Аннунсиата вздохнула. Карелли принял это за согласие и продолжал:

– Итак, мы думаем...

– Мы? – прервала она сына.

– Милорд Бервик и я.

– А-а, Бервик, – произнесла она, будто этим все объяснялось.

– Мы думаем, что мы должны попробовать служить во французской армии. Король Франции замышляет новую кампанию во Фландрии, и с нашим опытом и происхождением он вполне возможно предоставит нам хорошие должности. Бервик собирается испросить позволения у своего отца сегодня утром, и таким образом я... – он не мог вынести ее выражения лица в нем появились раздраженность и настороженность.

– Мне жаль, матушка, но ты должна понять, мы, прежде всего, преданны королю, но...

– Да, – сказала она, оборвав его. – Я понимаю.

Аннунсиата поднялась и стала ходить взад и вперед с нетерпеливостью больного, чье беспокойство возрастает с болью. Карелли тоже встал и наблюдал за ней, и вдруг она почудилась ему вовсе не матерью, какой-то чужой женщиной, с которой ему случайно приходится делить крышу над головой. Наконец, она остановилась, повернулась к нему, и он понял, что мать сдерживает себя с некоторым усилием.
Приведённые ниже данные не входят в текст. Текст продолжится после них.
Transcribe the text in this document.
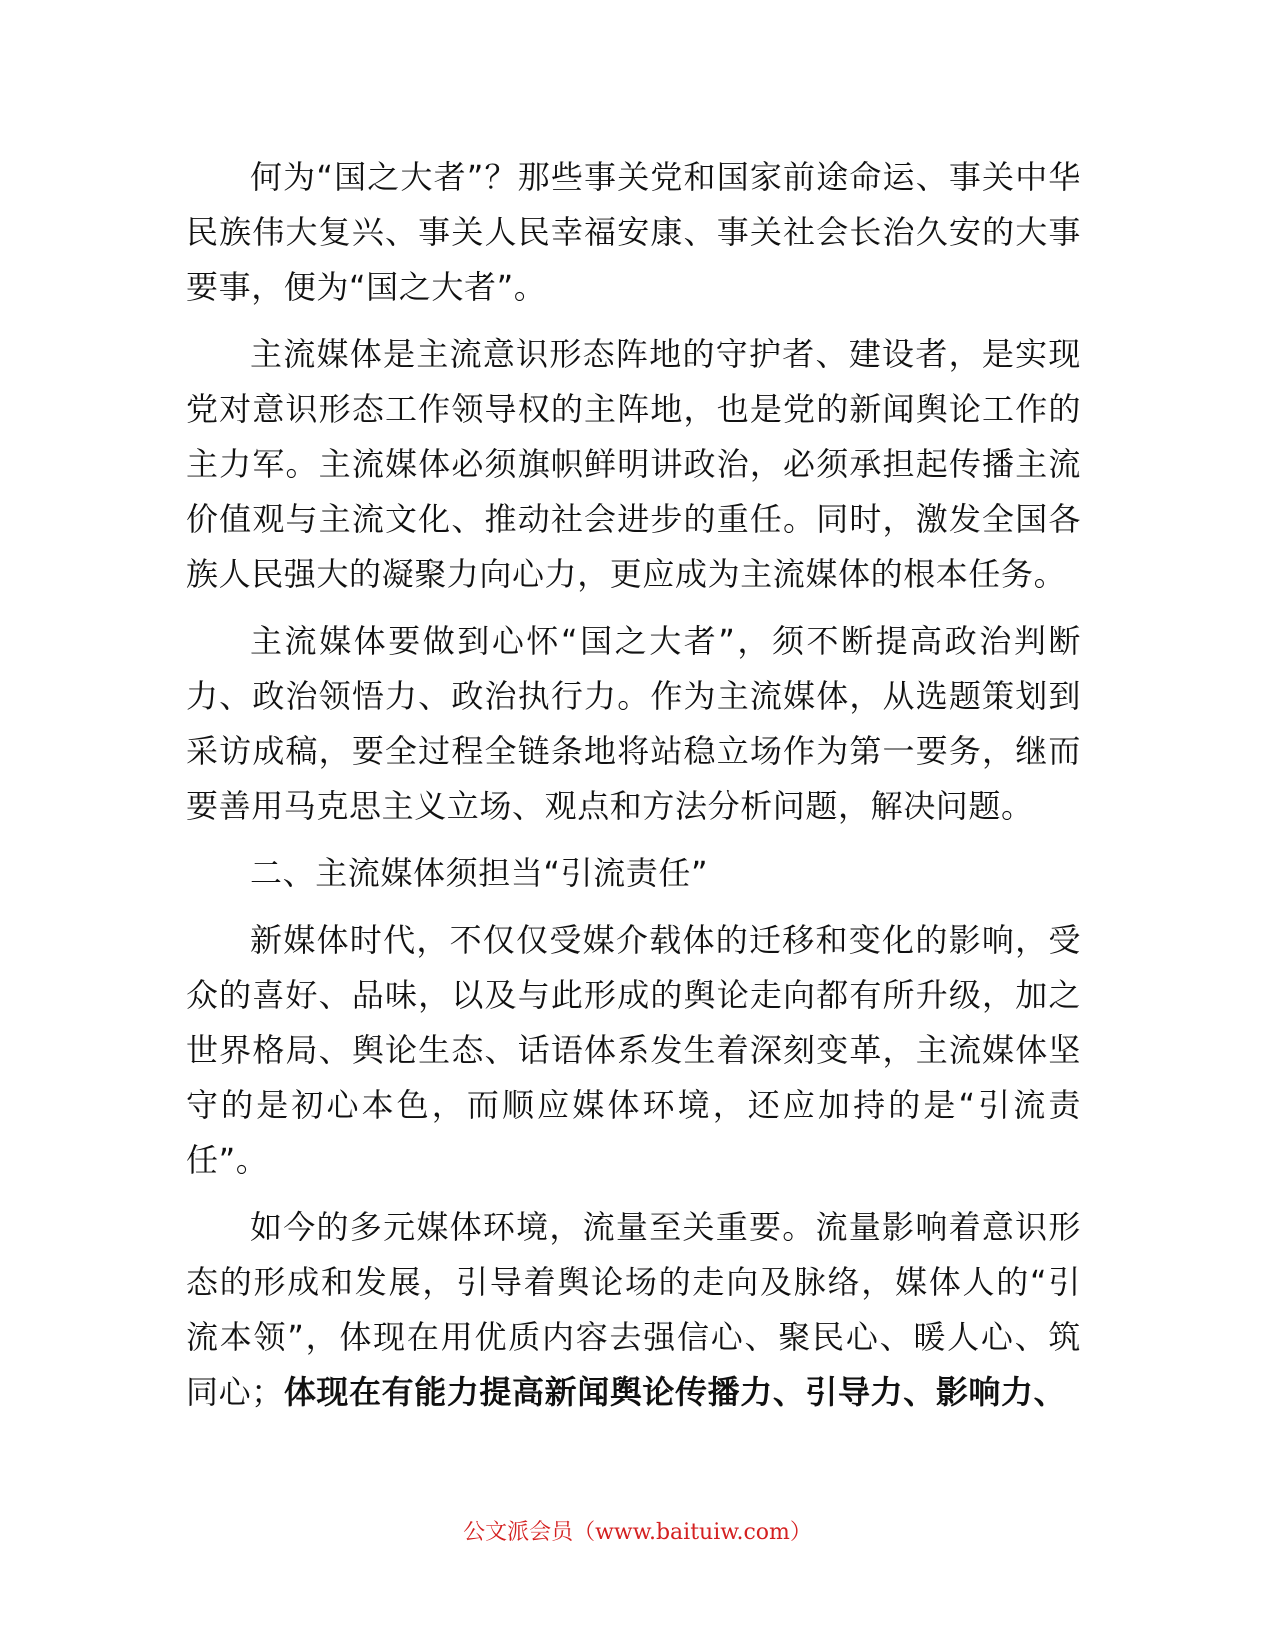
何为“国之大者”？那些事关党和国家前途命运、事关中华民族伟大复兴、事关人民幸福安康、事关社会长治久安的大事要事，便为“国之大者”。

主流媒体是主流意识形态阵地的守护者、建设者，是实现党对意识形态工作领导权的主阵地，也是党的新闻舆论工作的主力军。主流媒体必须旗帜鲜明讲政治，必须承担起传播主流价值观与主流文化、推动社会进步的重任。同时，激发全国各族人民强大的凝聚力向心力，更应成为主流媒体的根本任务。

主流媒体要做到心怀“国之大者”，须不断提高政治判断力、政治领悟力、政治执行力。作为主流媒体，从选题策划到采访成稿，要全过程全链条地将站稳立场作为第一要务，继而要善用马克思主义立场、观点和方法分析问题，解决问题。

二、主流媒体须担当“引流责任”

新媒体时代，不仅仅受媒介载体的迁移和变化的影响，受众的喜好、品味，以及与此形成的舆论走向都有所升级，加之世界格局、舆论生态、话语体系发生着深刻变革，主流媒体坚守的是初心本色，而顺应媒体环境，还应加持的是“引流责任”。

如今的多元媒体环境，流量至关重要。流量影响着意识形态的形成和发展，引导着舆论场的走向及脉络，媒体人的“引流本领”，体现在用优质内容去强信心、聚民心、暖人心、筑同心；体现在有能力提高新闻舆论传播力、引导力、影响力、

公文派会员（www.baituiw.com）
– Хорошо, ступай сражаться во Фландрию, граф. Но помни, что твой первый долг – твой король, когда ты ему нужен.

Таким было ее дозволение, но Карелли остался не вполне доволен им, думая, что она сердится. Он колебался и неопределенным движением попытался прикоснуться к ней. Она тряхнула головой, а потом улыбнулась странной улыбкой.
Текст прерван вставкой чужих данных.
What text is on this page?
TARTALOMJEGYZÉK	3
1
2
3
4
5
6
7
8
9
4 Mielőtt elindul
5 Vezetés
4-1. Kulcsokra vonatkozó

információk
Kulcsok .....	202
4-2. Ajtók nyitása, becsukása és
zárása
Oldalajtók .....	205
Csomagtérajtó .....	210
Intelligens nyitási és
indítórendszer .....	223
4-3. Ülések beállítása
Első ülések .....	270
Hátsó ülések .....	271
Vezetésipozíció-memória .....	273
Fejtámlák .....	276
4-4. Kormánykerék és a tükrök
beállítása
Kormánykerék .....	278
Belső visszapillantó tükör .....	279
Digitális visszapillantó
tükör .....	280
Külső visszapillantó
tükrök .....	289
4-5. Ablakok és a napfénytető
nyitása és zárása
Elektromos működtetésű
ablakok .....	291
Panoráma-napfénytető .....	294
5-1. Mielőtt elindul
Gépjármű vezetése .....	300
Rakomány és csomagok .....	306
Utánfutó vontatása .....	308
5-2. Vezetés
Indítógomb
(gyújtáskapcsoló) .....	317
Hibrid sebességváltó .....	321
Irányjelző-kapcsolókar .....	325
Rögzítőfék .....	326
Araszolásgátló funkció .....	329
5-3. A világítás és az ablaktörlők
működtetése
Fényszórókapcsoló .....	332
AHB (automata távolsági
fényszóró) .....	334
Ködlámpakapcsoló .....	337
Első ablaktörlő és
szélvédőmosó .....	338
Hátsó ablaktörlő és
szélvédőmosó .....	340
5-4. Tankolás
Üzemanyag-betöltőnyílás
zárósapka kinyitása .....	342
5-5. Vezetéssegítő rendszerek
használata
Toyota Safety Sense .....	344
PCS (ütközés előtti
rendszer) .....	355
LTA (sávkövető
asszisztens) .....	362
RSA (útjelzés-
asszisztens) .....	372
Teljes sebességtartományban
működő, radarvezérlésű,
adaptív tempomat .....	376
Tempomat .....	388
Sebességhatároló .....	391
– Нет, – остановила она его, – все хорошо. Храни тебя Господь, сын мой. Храни тебя Господь, Карелли.

* * *

Монастырь в Шале располагался недалеко от Сен-Жермен, если ехать туда верхом или в карете. Его часто посещала королева из-за сестры, к которой она когда-то надеялась присоединиться, прежде чем ее склонили все же выйти замуж за английского принца Джеймса. Королева любила гулять и беседовать с монахинями, бродить по красивым садам, причащаться и размышлять среди мирной природы, вдалеке от гнета двора. Настоятельница монастыря, сестра Анжелика, женщина средних лет с умным взглядом и живой манерой была похожа на добрую, умелую жену помещика средней руки. Она являлась ближайшей подругой и доверенным лицом королевы, и именно к ней обратилась Аннунсиата за помощью осенью 1691 года.
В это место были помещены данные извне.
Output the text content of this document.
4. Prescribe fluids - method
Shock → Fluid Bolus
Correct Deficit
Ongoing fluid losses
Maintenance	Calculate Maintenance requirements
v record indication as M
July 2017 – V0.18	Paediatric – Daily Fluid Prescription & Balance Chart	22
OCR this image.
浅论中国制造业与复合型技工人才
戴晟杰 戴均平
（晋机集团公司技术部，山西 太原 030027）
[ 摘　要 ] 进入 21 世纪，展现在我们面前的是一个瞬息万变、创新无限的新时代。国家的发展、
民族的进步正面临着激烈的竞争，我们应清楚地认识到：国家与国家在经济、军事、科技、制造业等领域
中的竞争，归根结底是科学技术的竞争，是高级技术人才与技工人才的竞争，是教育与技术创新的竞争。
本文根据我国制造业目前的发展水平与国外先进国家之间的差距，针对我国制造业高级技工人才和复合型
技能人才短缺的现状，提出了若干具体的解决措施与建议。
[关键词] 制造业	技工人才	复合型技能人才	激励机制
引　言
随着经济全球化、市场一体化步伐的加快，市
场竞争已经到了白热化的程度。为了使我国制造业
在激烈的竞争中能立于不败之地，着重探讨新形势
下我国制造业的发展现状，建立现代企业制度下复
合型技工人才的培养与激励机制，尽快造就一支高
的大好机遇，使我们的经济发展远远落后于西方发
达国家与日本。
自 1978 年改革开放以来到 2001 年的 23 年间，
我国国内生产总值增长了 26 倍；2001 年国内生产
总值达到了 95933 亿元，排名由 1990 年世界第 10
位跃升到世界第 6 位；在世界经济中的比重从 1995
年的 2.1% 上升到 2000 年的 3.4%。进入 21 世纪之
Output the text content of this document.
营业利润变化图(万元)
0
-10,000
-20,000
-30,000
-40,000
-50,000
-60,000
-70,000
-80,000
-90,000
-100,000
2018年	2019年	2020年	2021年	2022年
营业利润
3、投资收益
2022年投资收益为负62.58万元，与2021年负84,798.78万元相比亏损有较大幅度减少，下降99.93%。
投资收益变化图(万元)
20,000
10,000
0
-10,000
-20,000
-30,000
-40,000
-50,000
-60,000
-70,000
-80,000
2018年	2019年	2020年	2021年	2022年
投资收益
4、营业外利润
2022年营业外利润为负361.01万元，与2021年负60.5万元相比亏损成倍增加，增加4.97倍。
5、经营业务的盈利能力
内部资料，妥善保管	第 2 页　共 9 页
Леса, через которые она ехала в Шале, начинали окрашиваться по-турецки пышными красками, насыщенными малиновыми и золотыми цветами. Окна маленькой монастырской приемной, в которую ее провели, были открыты. Под окном в клумбе отцветали желтые, оранжевые и темно-красные ноготки и алые анемоны.

Сестра Анжелика сидела неподвижно со сложенными руками, ожидая, когда Аннунсиата расскажет ей о своих заботах, но молчание длилось уже долго и она, не выдержала:

– Здесь вы можете говорить свободно, миледи Челмсфорд. Ничто не выйдет за пределы этих стен.

Аннунсиата все еще не могла подобрать нужных слов, и сестра Анжелика продолжала:

– Чем я могу служить вам?

– Я бы хотела вернуться в лоно церкви, – произнесла, наконец, Аннунсиата. – Но... Боюсь я – не смогу.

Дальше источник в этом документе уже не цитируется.